Guido van Rossum guido at python.org
Thu Jan 24 20:12:00 CET 2013


On Thu, Jan 24, 2013 at 11:05 AM, Nikolay Kim <fafhrd91 at gmail.com> wrote:
>
> On Jan 24, 2013, at 10:50 AM, Guido van Rossum <guido at python.org> wrote:
>
>> On Thu, Jan 24, 2013 at 10:45 AM, Yuval Greenfield
>> <ubershmekel at gmail.com> wrote:
>>> On Thu, Jan 24, 2013 at 8:23 PM, Guido van Rossum <guido at python.org> wrote:
>>>>
>>>> A pragmatic question popped up: sometimes the protocol would like to
>>>> know the name of the socket or its peer, i.e. call getsockname() or
>>>> getpeername() on the underlying socket. (I can imagine wanting to log
>>>> this, or do some kind of IP address blocking.)
>>>>
>>>> What should the interface for this look like? I can think of several ways:
>>>>
>>>> A) An API to return the underlying socket, if there is one. (In the
>>>> case of a stack of transports and protocols there may not be one, so
>>>> it may return None.) Downside is that it requires the transport to use
>>>> sockets -- if it were to use some native Windows API there might not
>>>> be a socket object even though there might be an IP connection with
>>>> easily-accessible address and peer.
>>>
>>>
>>> I feel (A) is the best option as it's the most flexible - underlying
>>> transports can have many different special methods. No?
>>
>> The whole idea of defining a transport API is that the protocol
>> shouldn't care about what type of transport it is being used with. The
>> example of using an http client protocol with a subprocess transport
>> that invokes some kind of tunneling process might clarify this. So I
>> would like the transport API to be both small and fixed, rather than
>> having different transports have different extensions to the standard
>> transport API.
>>
>> What other things might you want to do with the socket besides calling
>> getpeername() or getsockname()? Would that be reasonable to expect
>> from a protocol written to be independent of the specific transport
>> type?
>
> transport could have dictionary attribute where it can store optional information
> like socket name, peer name or file path, etc.

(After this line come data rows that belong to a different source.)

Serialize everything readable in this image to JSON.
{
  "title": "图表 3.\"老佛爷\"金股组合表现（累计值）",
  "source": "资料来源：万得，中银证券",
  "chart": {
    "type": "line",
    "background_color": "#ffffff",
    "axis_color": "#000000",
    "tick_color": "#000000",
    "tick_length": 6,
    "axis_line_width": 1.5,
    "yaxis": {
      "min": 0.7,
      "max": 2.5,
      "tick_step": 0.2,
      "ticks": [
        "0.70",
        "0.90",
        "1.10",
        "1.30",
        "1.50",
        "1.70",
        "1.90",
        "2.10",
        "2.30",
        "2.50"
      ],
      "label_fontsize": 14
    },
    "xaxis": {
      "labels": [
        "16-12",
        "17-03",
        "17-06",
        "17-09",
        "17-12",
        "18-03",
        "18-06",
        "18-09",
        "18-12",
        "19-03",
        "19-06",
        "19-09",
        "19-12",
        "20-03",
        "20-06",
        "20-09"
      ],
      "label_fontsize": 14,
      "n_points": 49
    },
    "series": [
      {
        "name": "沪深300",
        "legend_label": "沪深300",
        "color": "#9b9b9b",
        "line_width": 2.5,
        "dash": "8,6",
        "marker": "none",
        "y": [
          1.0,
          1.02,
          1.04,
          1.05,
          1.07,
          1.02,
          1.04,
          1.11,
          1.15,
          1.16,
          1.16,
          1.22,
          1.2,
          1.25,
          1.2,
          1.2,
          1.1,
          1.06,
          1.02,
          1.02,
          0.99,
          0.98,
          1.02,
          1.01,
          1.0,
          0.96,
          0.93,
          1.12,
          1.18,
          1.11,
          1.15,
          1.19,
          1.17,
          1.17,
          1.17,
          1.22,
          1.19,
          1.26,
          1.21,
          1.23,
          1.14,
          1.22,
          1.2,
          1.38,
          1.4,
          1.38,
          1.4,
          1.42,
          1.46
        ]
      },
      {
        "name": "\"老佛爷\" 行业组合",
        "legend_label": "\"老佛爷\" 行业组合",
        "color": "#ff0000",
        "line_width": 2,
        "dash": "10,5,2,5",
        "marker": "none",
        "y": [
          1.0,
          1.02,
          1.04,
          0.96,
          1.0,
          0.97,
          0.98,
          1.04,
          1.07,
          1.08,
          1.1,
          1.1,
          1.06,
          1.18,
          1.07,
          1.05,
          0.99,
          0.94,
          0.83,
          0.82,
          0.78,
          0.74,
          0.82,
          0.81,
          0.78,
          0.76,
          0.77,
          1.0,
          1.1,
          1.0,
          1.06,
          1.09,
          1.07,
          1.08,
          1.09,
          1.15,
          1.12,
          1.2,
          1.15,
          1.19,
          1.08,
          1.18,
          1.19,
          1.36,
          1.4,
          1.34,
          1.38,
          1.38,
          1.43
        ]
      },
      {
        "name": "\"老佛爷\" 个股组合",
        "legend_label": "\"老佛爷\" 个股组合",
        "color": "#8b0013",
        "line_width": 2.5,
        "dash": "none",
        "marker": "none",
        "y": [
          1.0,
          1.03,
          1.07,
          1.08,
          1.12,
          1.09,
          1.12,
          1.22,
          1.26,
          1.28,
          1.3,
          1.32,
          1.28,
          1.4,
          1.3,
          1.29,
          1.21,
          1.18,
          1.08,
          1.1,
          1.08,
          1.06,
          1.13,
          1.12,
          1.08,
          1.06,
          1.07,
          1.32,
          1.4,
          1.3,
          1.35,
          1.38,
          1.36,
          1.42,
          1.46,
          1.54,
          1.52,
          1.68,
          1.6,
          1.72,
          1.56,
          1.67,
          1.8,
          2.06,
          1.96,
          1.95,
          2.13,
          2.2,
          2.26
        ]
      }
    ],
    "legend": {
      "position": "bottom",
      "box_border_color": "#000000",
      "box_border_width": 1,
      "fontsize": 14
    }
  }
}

Aha, that makes some sense. Though maybe it shouldn't be a dict -- it
may be expensive to populate some values in some cases, so maybe there
should just be a method transport.get_extra_info('key') which computes
and returns (and possibly caches) certain values but returns None if
the info is not supported. E.g. get_extra_info('name'),
get_extra_info('peer'). This API makes it pretty clear that the caller
should check the value for None before using it.